本記事は、どこ氏の著書『USCPA(米国公認会計士)になりたいと思ったら読む本』(中央経済社)の中から一部を抜粋・編集しています

就職,転職,学歴不問,国家資格
(画像=one/stock.adobe.com)

「USCPAになりたい」と思ったとしても、USCPAが一番自分に必要な資格だと確信していますか? たとえば、USCPAと比較対象となる国際資格だけでも以下のようにこんなにあります。

■USCPAと比較対象となる国際資格■
(1)CMA(Certified Management Accountant:米国公認管理会計士)
(2)EA(Enrolled Agent:米国税理士)
(3)CIA(Certified Internal Auditor:公認内部監査人)
(4)CISA®(Certified Information Systems Auditor:公認情報システム監査人)
(5)CFE(Certified Fraud Examiner:公認不正検査士)

国際資格に限らず、日本人が日本で受験できるUSCPAと比較対象となる資格を取り上げてご紹介しますので、USCPAが自分にとって最適な資格なのか検討してみてください。

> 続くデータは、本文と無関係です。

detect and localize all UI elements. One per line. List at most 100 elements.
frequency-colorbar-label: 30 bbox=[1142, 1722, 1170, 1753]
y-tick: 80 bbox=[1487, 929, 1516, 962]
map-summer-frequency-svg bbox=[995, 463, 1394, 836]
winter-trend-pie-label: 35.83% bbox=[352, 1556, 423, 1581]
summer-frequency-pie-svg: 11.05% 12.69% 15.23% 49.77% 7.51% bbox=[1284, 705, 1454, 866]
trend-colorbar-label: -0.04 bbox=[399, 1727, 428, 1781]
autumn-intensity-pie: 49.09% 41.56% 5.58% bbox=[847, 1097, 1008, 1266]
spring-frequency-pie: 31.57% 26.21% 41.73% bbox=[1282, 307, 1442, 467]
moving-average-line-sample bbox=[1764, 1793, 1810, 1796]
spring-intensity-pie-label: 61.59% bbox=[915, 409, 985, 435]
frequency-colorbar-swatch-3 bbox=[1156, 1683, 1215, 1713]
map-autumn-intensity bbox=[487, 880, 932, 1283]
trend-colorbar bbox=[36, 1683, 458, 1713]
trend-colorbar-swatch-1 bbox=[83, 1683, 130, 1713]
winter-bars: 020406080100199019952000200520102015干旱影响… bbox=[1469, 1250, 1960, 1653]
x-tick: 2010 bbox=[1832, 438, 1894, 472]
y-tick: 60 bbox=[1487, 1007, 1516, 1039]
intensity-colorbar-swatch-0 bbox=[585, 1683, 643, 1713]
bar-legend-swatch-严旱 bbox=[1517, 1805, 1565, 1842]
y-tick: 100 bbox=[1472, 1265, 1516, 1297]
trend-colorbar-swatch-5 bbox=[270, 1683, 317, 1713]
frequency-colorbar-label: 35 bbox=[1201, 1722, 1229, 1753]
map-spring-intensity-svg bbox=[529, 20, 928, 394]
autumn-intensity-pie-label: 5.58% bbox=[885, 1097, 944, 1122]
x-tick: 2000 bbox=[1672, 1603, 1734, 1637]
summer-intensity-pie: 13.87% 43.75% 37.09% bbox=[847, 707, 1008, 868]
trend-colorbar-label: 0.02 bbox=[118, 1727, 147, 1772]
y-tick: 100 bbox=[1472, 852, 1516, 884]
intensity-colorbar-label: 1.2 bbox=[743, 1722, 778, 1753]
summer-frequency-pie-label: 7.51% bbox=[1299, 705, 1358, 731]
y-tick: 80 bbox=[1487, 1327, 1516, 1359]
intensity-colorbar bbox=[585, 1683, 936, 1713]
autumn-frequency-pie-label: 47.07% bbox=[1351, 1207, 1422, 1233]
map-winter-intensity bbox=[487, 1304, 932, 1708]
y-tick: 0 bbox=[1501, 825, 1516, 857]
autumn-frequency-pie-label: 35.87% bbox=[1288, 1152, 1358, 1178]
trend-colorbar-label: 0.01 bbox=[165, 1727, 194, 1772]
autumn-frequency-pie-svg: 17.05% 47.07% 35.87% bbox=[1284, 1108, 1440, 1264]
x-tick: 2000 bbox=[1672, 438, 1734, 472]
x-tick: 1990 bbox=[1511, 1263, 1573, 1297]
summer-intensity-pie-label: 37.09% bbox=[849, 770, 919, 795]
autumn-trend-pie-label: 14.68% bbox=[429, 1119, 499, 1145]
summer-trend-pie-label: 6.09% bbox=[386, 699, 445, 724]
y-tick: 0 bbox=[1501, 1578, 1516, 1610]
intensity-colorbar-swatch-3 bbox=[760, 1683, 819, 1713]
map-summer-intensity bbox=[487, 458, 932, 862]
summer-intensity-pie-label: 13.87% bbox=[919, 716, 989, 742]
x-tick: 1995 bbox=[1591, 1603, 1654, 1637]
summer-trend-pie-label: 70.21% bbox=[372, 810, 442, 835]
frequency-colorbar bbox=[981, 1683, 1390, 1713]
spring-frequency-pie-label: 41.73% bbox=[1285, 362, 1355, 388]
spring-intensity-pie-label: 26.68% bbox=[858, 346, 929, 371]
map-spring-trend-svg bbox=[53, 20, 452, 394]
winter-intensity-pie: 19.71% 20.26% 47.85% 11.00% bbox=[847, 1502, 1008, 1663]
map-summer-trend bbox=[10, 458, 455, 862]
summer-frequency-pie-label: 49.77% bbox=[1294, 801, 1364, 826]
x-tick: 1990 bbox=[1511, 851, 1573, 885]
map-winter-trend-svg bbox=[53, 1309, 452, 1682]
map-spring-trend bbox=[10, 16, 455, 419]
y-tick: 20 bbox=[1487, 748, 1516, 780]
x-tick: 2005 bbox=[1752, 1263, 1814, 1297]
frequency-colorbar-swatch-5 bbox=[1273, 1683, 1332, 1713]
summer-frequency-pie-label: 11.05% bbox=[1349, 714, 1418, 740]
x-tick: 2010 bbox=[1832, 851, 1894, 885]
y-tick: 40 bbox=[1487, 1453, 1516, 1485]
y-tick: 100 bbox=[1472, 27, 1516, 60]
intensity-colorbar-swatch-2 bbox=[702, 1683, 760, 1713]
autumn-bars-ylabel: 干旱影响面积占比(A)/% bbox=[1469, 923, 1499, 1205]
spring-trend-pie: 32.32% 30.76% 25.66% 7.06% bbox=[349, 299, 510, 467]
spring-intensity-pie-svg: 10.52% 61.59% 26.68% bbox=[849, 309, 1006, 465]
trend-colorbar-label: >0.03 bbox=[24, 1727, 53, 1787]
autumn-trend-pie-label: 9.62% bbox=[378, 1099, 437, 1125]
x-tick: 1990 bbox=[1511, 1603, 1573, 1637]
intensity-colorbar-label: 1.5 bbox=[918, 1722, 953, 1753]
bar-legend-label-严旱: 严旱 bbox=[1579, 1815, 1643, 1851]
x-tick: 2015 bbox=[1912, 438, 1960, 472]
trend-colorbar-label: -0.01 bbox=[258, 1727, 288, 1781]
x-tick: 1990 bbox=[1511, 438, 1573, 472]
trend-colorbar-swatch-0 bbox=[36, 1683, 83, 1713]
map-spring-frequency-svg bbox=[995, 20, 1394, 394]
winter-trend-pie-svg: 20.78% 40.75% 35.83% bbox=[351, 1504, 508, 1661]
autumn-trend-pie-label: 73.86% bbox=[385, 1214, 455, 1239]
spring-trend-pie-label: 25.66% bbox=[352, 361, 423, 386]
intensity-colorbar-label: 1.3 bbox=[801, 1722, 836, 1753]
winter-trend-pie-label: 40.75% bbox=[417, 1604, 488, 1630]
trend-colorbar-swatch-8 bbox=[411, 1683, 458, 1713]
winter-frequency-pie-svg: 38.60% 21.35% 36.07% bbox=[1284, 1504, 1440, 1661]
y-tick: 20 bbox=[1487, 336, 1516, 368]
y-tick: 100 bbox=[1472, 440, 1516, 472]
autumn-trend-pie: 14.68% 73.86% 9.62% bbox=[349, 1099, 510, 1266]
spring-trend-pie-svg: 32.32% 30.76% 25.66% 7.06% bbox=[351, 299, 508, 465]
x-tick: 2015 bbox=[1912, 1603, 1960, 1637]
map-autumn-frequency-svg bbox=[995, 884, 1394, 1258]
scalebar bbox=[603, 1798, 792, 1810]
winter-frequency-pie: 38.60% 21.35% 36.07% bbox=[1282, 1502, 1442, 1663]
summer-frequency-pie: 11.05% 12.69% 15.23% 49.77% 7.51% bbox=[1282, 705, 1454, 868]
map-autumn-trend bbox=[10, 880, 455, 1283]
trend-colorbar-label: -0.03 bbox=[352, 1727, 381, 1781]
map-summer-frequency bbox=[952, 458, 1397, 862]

どこ:USCPAになるにはお金も時間もそれなりにかかるから、自分にとって一番役に立つ資格なのか、他の資格と比較検討してみたほうがいいね。自分にとって役に立たない資格を取るのは、「自己投資」ではなく単なる「浪費」だよ。履歴書のアクセサリーになるだけの資格は取らないようにしようね。

USCPAと他の資格を「職域」で比較

USCPAは、監査、税務、経営、会計と職域が広く、さらにIT知識や英語力も必要なため、オールマイティーな資格といえます。

USCPAと他の資格を職域で比較すると、以下のようになります。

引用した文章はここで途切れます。